The singer was 24 when she made her Metropolitan Opera debut, a small role in the “Marriage of Figaro.” To date, Harmer has performed on that stage 250 times. It’s a job she’s passionate about, but there are times when, in her words, it’s not “sunshine and rainbows.”
“My livelihood depends on two tiny, tiny flaps of muscle that no one can see, and that sleep interferes with, caffeine interferes with,” she said. “If I have a head cold, either I have to muscle through it and be miserable, or I don’t get paid.”
It’s a situation made all the worse by the pandemic. Originally, Harmer was taking the female lead in Utah Opera’s production of Wagner’s “The Flying Dutchman” — a role she said she could “roll out of bed and sing.” But it’s a large production that has more than 50 people in the chorus alone. And it’s an expensive production — one that wouldn’t be particularly cost effective since the Capitol Theatre, which seats around 2,000, is only allowing a capacity of 300 for each performance right now.
“If you’re not selling your entire house, you just can’t do it,” Harmer said.

So instead, Utah Opera did a major overhaul of its season, replacing “The Flying Dutchman” with two smaller-scale operas — Francis Poulenc’s “The Human Voice,” centered on a woman’s final phone conversation with her former lover, and Joseph Horovitz’s “Gentleman’s Island,” a tale of two shipwrecked men.
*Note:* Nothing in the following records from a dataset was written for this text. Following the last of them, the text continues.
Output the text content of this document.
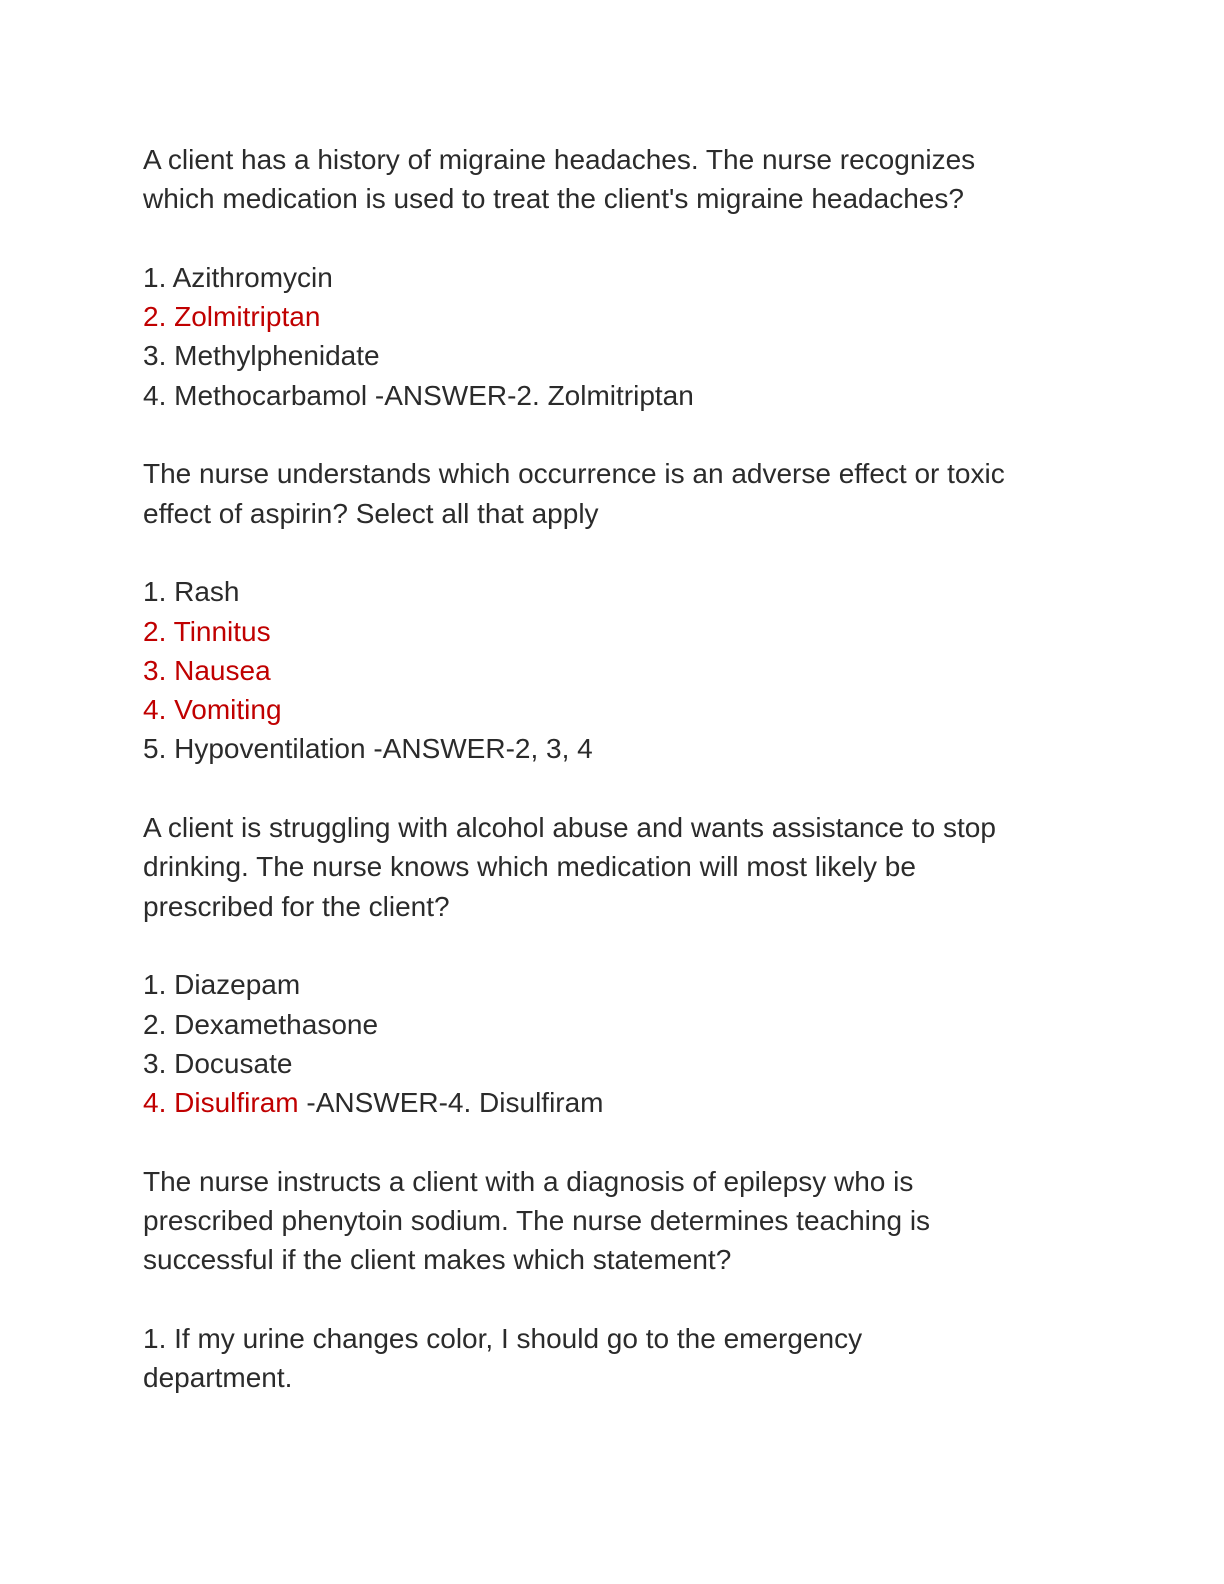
A client has a history of migraine headaches. The nurse recognizes

which medication is used to treat the client's migraine headaches?

1. Azithromycin

2. Zolmitriptan

3. Methylphenidate

4. Methocarbamol -ANSWER-2. Zolmitriptan

The nurse understands which occurrence is an adverse effect or toxic

effect of aspirin? Select all that apply

1. Rash

2. Tinnitus

3. Nausea

4. Vomiting

5. Hypoventilation -ANSWER-2, 3, 4

A client is struggling with alcohol abuse and wants assistance to stop

drinking. The nurse knows which medication will most likely be

prescribed for the client?

1. Diazepam

2. Dexamethasone

3. Docusate

4. Disulfiram -ANSWER-4. Disulfiram

The nurse instructs a client with a diagnosis of epilepsy who is

prescribed phenytoin sodium. The nurse determines teaching is

successful if the client makes which statement?

1. If my urine changes color, I should go to the emergency

department.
Harmer had to learn her role relatively quickly — the production change went into effect about a month and a half ago.
But during a time when most concert halls and venues remain shut down, the singer isn’t taking the opportunity to do any kind of performing arts lightly. After all, most of the artists she knows haven’t been able to find work during the pandemic.
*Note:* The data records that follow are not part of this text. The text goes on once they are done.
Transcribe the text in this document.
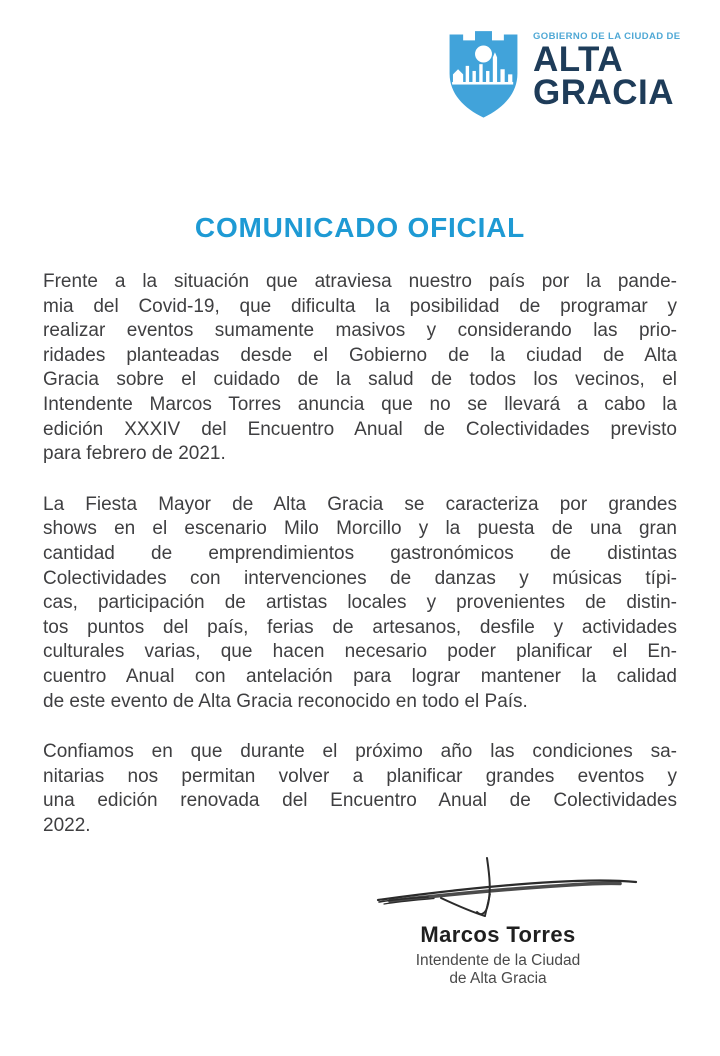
GOBIERNO DE LA CIUDAD DE
ALTA
GRACIA
COMUNICADO OFICIAL
Frente a la situación que atraviesa nuestro país por la pande-
mia del Covid-19, que dificulta la posibilidad de programar y
realizar eventos sumamente masivos y considerando las prio-
ridades planteadas desde el Gobierno de la ciudad de Alta
Gracia sobre el cuidado de la salud de todos los vecinos, el
Intendente Marcos Torres anuncia que no se llevará a cabo la
edición XXXIV del Encuentro Anual de Colectividades previsto
para febrero de 2021.
La Fiesta Mayor de Alta Gracia se caracteriza por grandes
shows en el escenario Milo Morcillo y la puesta de una gran
cantidad de emprendimientos gastronómicos de distintas
Colectividades con intervenciones de danzas y músicas típi-
cas, participación de artistas locales y provenientes de distin-
tos puntos del país, ferias de artesanos, desfile y actividades
culturales varias, que hacen necesario poder planificar el En-
cuentro Anual con antelación para lograr mantener la calidad
de este evento de Alta Gracia reconocido en todo el País.
Confiamos en que durante el próximo año las condiciones sa-
nitarias nos permitan volver a planificar grandes eventos y
una edición renovada del Encuentro Anual de Colectividades
2022.
Marcos Torres
Intendente de la Ciudad
de Alta Gracia
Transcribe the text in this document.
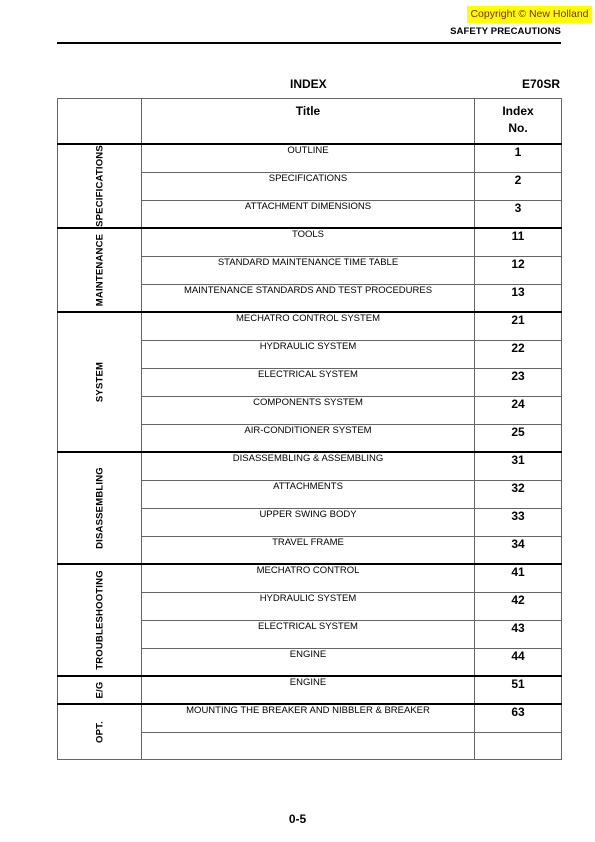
Copyright © New Holland
SAFETY PRECAUTIONS
INDEX	E70SR

	Title	Index
No.

SPECIFICATIONS	OUTLINE	1
	SPECIFICATIONS	2
	ATTACHMENT DIMENSIONS	3

MAINTENANCE	TOOLS	11
	STANDARD MAINTENANCE TIME TABLE	12
	MAINTENANCE STANDARDS AND TEST PROCEDURES	13

SYSTEM	MECHATRO CONTROL SYSTEM	21
	HYDRAULIC SYSTEM	22
	ELECTRICAL SYSTEM	23
	COMPONENTS SYSTEM	24
	AIR-CONDITIONER SYSTEM	25

DISASSEMBLING	DISASSEMBLING & ASSEMBLING	31
	ATTACHMENTS	32
	UPPER SWING BODY	33
	TRAVEL FRAME	34

TROUBLESHOOTING	MECHATRO CONTROL	41
	HYDRAULIC SYSTEM	42
	ELECTRICAL SYSTEM	43
	ENGINE	44

E/G	ENGINE	51

OPT.	MOUNTING THE BREAKER AND NIBBLER & BREAKER	63

0-5
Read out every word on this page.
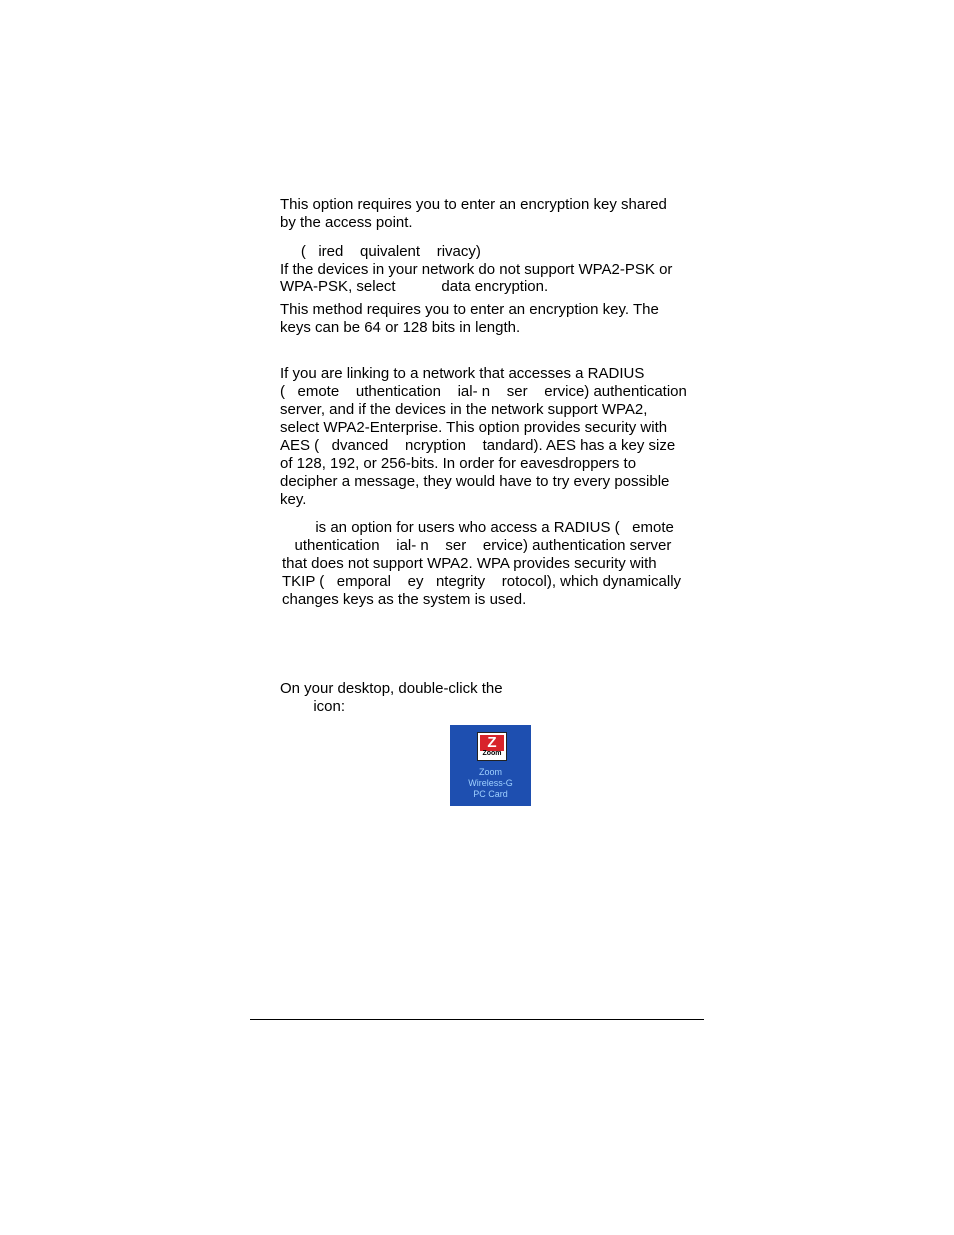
This option requires you to enter an encryption key shared
by the access point.
(   ired    quivalent    rivacy)
If the devices in your network do not support WPA2-PSK or
WPA-PSK, select           data encryption.
This method requires you to enter an encryption key. The
keys can be 64 or 128 bits in length.
If you are linking to a network that accesses a RADIUS
(   emote    uthentication    ial- n    ser    ervice) authentication
server, and if the devices in the network support WPA2,
select WPA2-Enterprise. This option provides security with
AES (   dvanced    ncryption    tandard). AES has a key size
of 128, 192, or 256-bits. In order for eavesdroppers to
decipher a message, they would have to try every possible
key.
is an option for users who access a RADIUS (   emote
uthentication    ial- n    ser    ervice) authentication server
that does not support WPA2. WPA provides security with
TKIP (   emporal    ey   ntegrity    rotocol), which dynamically
changes keys as the system is used.
On your desktop, double-click the
icon:
Z
Zoom
Zoom
Wireless-G
PC Card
“It’s a shame because America just does not have the systemic support for the arts that other countries do,” she said. “It’s very telling that heaven and earth was moved to save the NBA, but schools are still scrambling. Heaven and earth has been moved to save the Big Ten college football season, and my kids are still in remote learning. I think if the pandemic has taught me anything, it’s that America does not value education or the arts.”
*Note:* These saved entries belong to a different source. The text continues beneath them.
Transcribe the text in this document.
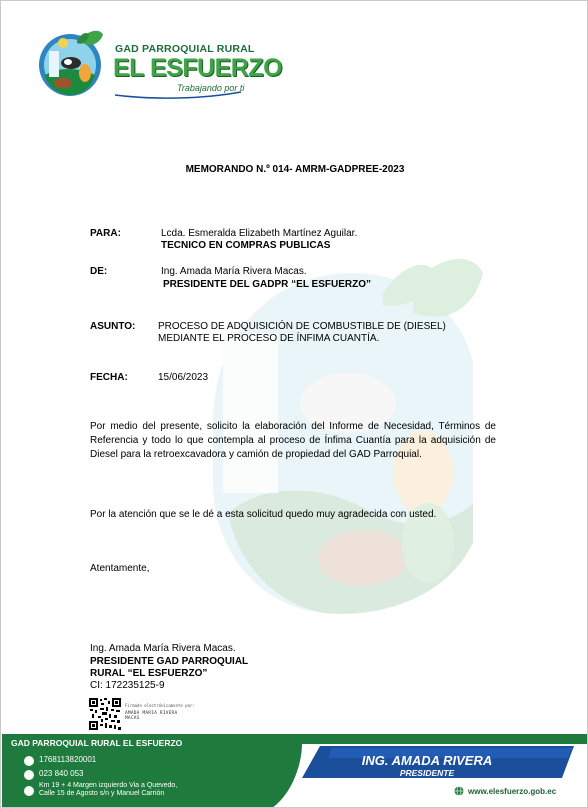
GAD PARROQUIAL RURAL
EL ESFUERZO
Trabajando por ti
MEMORANDO N.º 014- AMRM-GADPREE-2023
PARA:	Lcda. Esmeralda Elizabeth Martínez Aguilar.
TECNICO EN COMPRAS PUBLICAS
DE:	Ing. Amada María Rivera Macas.
PRESIDENTE DEL GADPR “EL ESFUERZO”
ASUNTO: PROCESO DE ADQUISICIÓN DE COMBUSTIBLE DE (DIESEL)
MEDIANTE EL PROCESO DE ÍNFIMA CUANTÍA.
FECHA:	15/06/2023
Por medio del presente, solicito la elaboración del Informe de Necesidad, Términos de Referencia y todo lo que contempla al proceso de Ínfima Cuantía para la adquisición de Diesel para la retroexcavadora y camión de propiedad del GAD Parroquial.
Por la atención que se le dé a esta solicitud quedo muy agradecida con usted.
Atentamente,
Ing. Amada María Rivera Macas.
PRESIDENTE GAD PARROQUIAL
RURAL “EL ESFUERZO”
CI: 172235125-9
Firmado electrónicamente por:
AMADA MARIA RIVERA
MACAS
GAD PARROQUIAL RURAL EL ESFUERZO
1768113820001
023 840 053
Km 19 + 4 Margen izquierdo Via a Quevedo,
Calle 15 de Agosto s/n y Manuel Carrión
ING. AMADA RIVERA
PRESIDENTE
www.elesfuerzo.gob.ec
She knows she’s lucky to perform with Utah Opera at this time. She’s never tired of taking the stage during her 15-year career, and the pandemic has only intensified that feeling, making those moments all the more special.
“There are days when I walk into the Met and it feels like I’m punching my card,” she said. “But I have never felt that on the stage — ever. The stage is always magical.”